Asset markets crashed in late 2008, and while the vast majority of stocks and commodities continued selling off until QE1 was implemented in March 2009, gold and silver bounced resiliently in November 2008. From then til the announcement of QE1 silver gained over 40% and gold rallied nearly 30%. In 2010 May's "flash crash" and subsequent selling sent SPY shares down to $109 that month, before buying throughout the following year helped the ETF finish April 2011 at $143. During the same time gold went from $1150 to $1550 and silver from $18 to $47.
As has been the case since 2002, production and innovation are declining in the United States. Job growth is coming from the public sector, which is deeply indebted and fundamentally anti-competitive. Unless austerity measures are taken to reduce deficits and rebuild a sustainable economy, the U.S. d5ollar is en route to the inferno.
Markets are currently shaky with QE2 coming to an end, commodities inflation causing margin squeezes for producers and killing demand from consumers, chaos in the Middle East, eurozone economic turmoil and Japan melting down. To fight deflationary forces, the United States government and central bank are buying assets, providing incentives for consumers and business owners, and creating public jobs. While federal propping of the economy does little to propel consumer demand beyond subsistence, it does severely devalue the dollar by inflating the money supply and changing the underlying economy. Not long ago the United States was a net saver and exporter, neither of which it is today.

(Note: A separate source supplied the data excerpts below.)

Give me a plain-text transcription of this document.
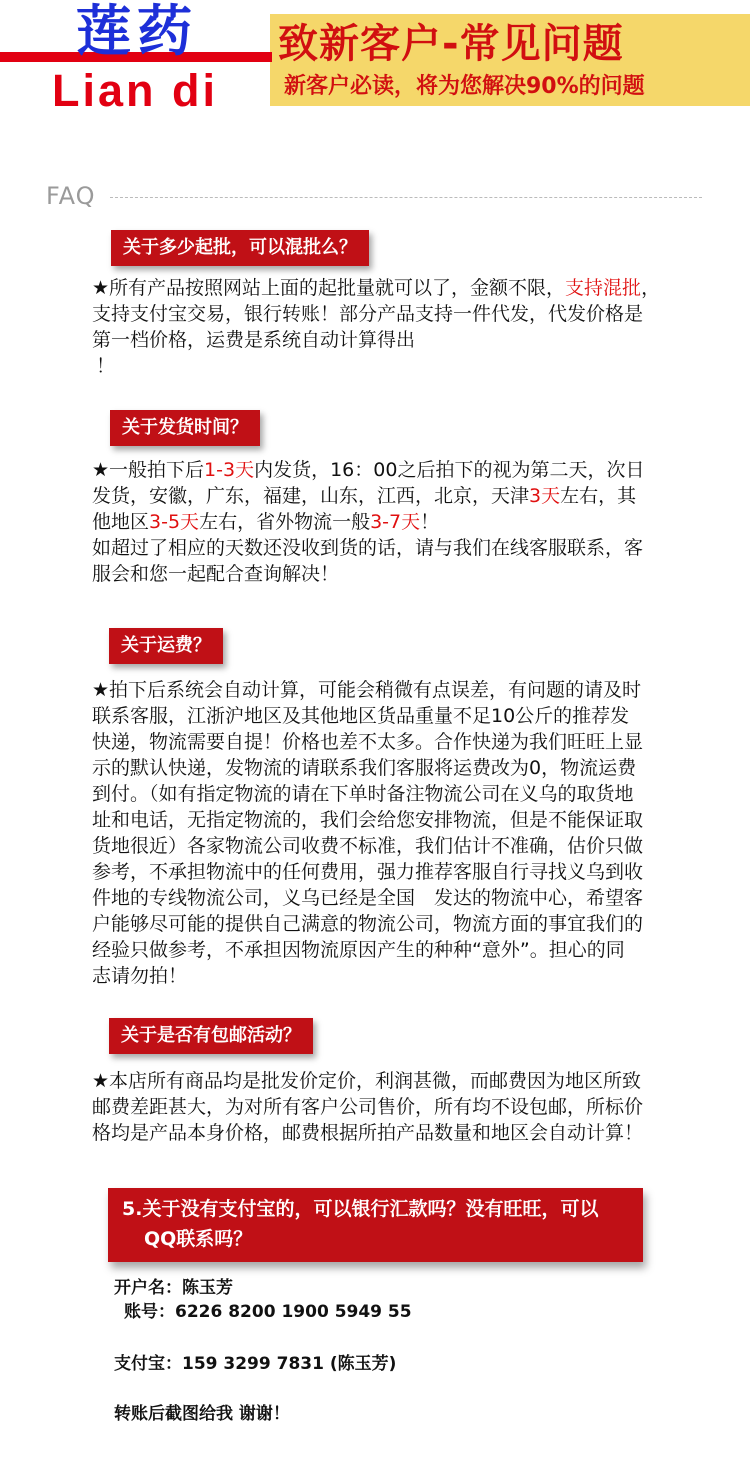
莲药
Lian di
致新客户-常见问题
新客户必读，将为您解决90%的问题
FAQ
关于多少起批，可以混批么？
★所有产品按照网站上面的起批量就可以了，金额不限，支持混批，
支持支付宝交易，银行转账！部分产品支持一件代发，代发价格是
第一档价格，运费是系统自动计算得出
！
关于发货时间？
★一般拍下后1-3天内发货，16：00之后拍下的视为第二天，次日
发货，安徽，广东，福建，山东，江西，北京，天津3天左右，其
他地区3-5天左右，省外物流一般3-7天！
如超过了相应的天数还没收到货的话，请与我们在线客服联系，客
服会和您一起配合查询解决！
关于运费？
★拍下后系统会自动计算，可能会稍微有点误差，有问题的请及时
联系客服，江浙沪地区及其他地区货品重量不足10公斤的推荐发
快递，物流需要自提！价格也差不太多。合作快递为我们旺旺上显
示的默认快递，发物流的请联系我们客服将运费改为0，物流运费
到付。（如有指定物流的请在下单时备注物流公司在义乌的取货地
址和电话，无指定物流的，我们会给您安排物流，但是不能保证取
货地很近）各家物流公司收费不标准，我们估计不准确，估价只做
参考，不承担物流中的任何费用，强力推荐客服自行寻找义乌到收
件地的专线物流公司，义乌已经是全国　发达的物流中心，希望客
户能够尽可能的提供自己满意的物流公司，物流方面的事宜我们的
经验只做参考，不承担因物流原因产生的种种“意外”。担心的同
志请勿拍！
关于是否有包邮活动？
★本店所有商品均是批发价定价，利润甚微，而邮费因为地区所致
邮费差距甚大，为对所有客户公司售价，所有均不设包邮，所标价
格均是产品本身价格，邮费根据所拍产品数量和地区会自动计算！
5.关于没有支付宝的，可以银行汇款吗？没有旺旺，可以
QQ联系吗？
开户名：陈玉芳
账号：6226 8200 1900 5949 55
支付宝：159 3299 7831 (陈玉芳)
转账后截图给我 谢谢！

With silver down 35% and gold off $70/oz over the last month, along with a struggling overall stock market, shares of mining companies have been hit hard. Patient, conservative investors may wish to stay on the sidelines and allocate capital appropriately once political and fiscal plans are finalized. Now may be the time to pile into mining stocks, however, as sell offs may be sharp but tend not to last in the sector.
Gold has pulled back 3%+ from its April peak and remains the safest, least volatile way to own precious metals. Investors without exposure to silver should use the recent sell off to initiate a position, however gold mining stocks look like the real bargains at the moment. Crude oil has pulled back over 10% in recent weeks and is a major input cost for miners. With gold off less than 4%, sell offs in mining stocks appear overdone and exceed 10% in many cases. Goldcorp (NYSE:GG), the world's leading low cost producer, has fallen from $56 to $48. Diversified large cap Kinross Gold (NYSE:KGC) trades at multi-year lows, pays a regular dividend and has a trailing P/E under 15. Barrick (NYSE:ABX) and Newmont Mining (NYSE:NEM) are also leading producers trading under 15x earnings. Exploration and junior mining stocks have pulled back hard enough to permanently scare some speculators who were late to the game away from the sector for good. Some hard hit names with loads of shiny potential are Rubicon Minerals (NYSEMKT:RBY), Richmont Mines (NYSEMKT:RIC), Northern Dynasty Minerals (NYSEMKT:NAK) and Alexco (NYSEMKT:AXU). GDX and GDXJ are diversified ETF options, both currently 10% or more cheaper than a month ago, for investors looking for gold mining exposure. Even the most profitable silver miners, such as Silver Standard Resources (NASDAQ:SSRI) and Silvermetals (NYSE:SVM) have been demolished in price during the recent sell off, losing more than the commodity itself. They offer they greatest upside potential as well as the most downside risk of investment options in the precious metals and mining sector.